Supermicro Liquid Cooling Direct To Chip Cooling Rack
Supermicro Liquid Cooling Direct To Chip Cooling Rack

So the purpose of the visit was to test the 400W versus the 500W top end in the same server platform to see what the impacts are.

8 COMMENTS

  1. The kiddies on desktop showed the way.

    If data centers want their systems to be cool, just add RGB all over.

  2. I’m surprised to see the Fluorinert® is still being used, due to its GWP and direct health issues.

    There are also likely indirect health issues for any coolant that relies on non-native halogen compounds. They really need to be checked for long-term thyroid effects (and not just via TSH), as well as both short-term and long term human microbiome effects (and the human race doesn’t presently know enough to have confidence).

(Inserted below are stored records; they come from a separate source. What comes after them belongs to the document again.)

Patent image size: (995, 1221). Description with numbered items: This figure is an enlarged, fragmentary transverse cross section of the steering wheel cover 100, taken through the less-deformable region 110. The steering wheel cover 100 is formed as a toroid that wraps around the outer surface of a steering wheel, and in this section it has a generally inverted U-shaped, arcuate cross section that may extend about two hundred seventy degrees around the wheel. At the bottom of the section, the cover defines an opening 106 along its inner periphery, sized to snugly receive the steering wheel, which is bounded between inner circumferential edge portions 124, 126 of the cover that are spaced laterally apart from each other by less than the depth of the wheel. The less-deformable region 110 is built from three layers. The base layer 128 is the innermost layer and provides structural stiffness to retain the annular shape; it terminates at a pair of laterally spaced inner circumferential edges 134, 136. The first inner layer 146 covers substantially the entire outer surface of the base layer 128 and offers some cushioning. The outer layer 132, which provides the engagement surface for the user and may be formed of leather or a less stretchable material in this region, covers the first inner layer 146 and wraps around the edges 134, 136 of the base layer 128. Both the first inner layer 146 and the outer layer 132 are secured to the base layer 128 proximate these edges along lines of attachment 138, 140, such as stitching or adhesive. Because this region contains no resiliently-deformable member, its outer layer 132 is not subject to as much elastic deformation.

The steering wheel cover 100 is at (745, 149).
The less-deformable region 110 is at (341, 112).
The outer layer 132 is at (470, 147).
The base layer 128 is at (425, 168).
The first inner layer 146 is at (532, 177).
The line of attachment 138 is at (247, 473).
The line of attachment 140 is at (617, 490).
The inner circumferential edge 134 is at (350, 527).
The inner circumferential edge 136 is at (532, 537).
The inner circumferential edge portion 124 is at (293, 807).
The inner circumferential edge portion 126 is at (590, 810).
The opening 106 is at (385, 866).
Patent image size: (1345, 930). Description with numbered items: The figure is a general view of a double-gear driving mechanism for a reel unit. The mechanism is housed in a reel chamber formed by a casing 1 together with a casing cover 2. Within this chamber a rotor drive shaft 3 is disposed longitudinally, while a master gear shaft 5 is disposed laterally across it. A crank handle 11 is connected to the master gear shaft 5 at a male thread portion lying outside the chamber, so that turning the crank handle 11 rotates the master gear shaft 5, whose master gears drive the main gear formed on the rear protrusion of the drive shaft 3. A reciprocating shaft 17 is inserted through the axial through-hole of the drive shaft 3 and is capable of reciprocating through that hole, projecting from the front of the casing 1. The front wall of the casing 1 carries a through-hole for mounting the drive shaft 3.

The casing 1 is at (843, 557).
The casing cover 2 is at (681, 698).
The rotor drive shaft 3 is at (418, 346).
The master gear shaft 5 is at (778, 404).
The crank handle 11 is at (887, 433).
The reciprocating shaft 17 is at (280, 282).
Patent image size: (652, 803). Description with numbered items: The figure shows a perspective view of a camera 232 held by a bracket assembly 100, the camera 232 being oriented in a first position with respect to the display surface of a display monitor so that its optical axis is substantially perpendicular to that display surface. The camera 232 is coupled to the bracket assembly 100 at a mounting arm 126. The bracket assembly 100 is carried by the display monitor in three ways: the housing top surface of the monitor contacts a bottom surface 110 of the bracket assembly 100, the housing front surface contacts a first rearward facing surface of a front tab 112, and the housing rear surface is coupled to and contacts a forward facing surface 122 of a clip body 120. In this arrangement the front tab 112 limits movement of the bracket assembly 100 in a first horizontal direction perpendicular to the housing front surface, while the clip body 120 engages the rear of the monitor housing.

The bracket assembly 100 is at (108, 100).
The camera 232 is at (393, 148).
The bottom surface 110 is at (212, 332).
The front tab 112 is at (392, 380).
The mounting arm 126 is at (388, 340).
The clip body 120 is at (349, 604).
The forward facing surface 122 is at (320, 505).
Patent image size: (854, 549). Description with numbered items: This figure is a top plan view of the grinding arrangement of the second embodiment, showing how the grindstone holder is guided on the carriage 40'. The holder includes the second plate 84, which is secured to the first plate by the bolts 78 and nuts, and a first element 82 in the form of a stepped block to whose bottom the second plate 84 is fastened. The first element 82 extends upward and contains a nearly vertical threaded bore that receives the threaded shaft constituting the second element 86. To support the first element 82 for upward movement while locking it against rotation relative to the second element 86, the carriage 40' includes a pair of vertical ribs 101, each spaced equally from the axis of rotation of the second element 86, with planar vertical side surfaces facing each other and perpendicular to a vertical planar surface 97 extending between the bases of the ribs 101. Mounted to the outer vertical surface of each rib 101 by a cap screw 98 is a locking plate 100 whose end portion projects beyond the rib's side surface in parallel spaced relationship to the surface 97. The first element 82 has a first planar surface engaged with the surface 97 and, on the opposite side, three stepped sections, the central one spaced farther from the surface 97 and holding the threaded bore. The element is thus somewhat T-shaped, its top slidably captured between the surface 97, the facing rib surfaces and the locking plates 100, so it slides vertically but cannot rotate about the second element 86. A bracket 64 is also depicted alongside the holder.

    Photonics can’t get here soon enough, otherwise, plan on a cooling tower for your cooling tower.

  3. Going from 80TFLOP/s to 100TFLOP/s is actually a 25% increase, rather than the 20% mentioned several times. So it seems the Linpack performance scales perfectly with power consumption.

  4. Very nice report.

    Data center transition for us would be limited to the compute cluster, which is already managed by a separate team. But still, the procedures for monitoring a compute server liquid loop is going to take a bit of time before we become comfortable with that.

  5. Would be interesting to know the temperature of the inflow vs. outflow. Is the warmed water used for something?

  6. Bonjour
    Je sui taïlleur coudre les pagne tradissonelle ect…
    Je ve crée atelier pour l’enfant de demin.
    Merci bein.

  7. Hi Patrick.

    Liked your video Liquid Cooling High-End Servers Direct to Chip.
    have you seen ZutaCore’s innovative direct-on-chip, waterless, two-phase liquid cooling?
    Will be happy to meet in the OCP Summit and give you the two-phase story.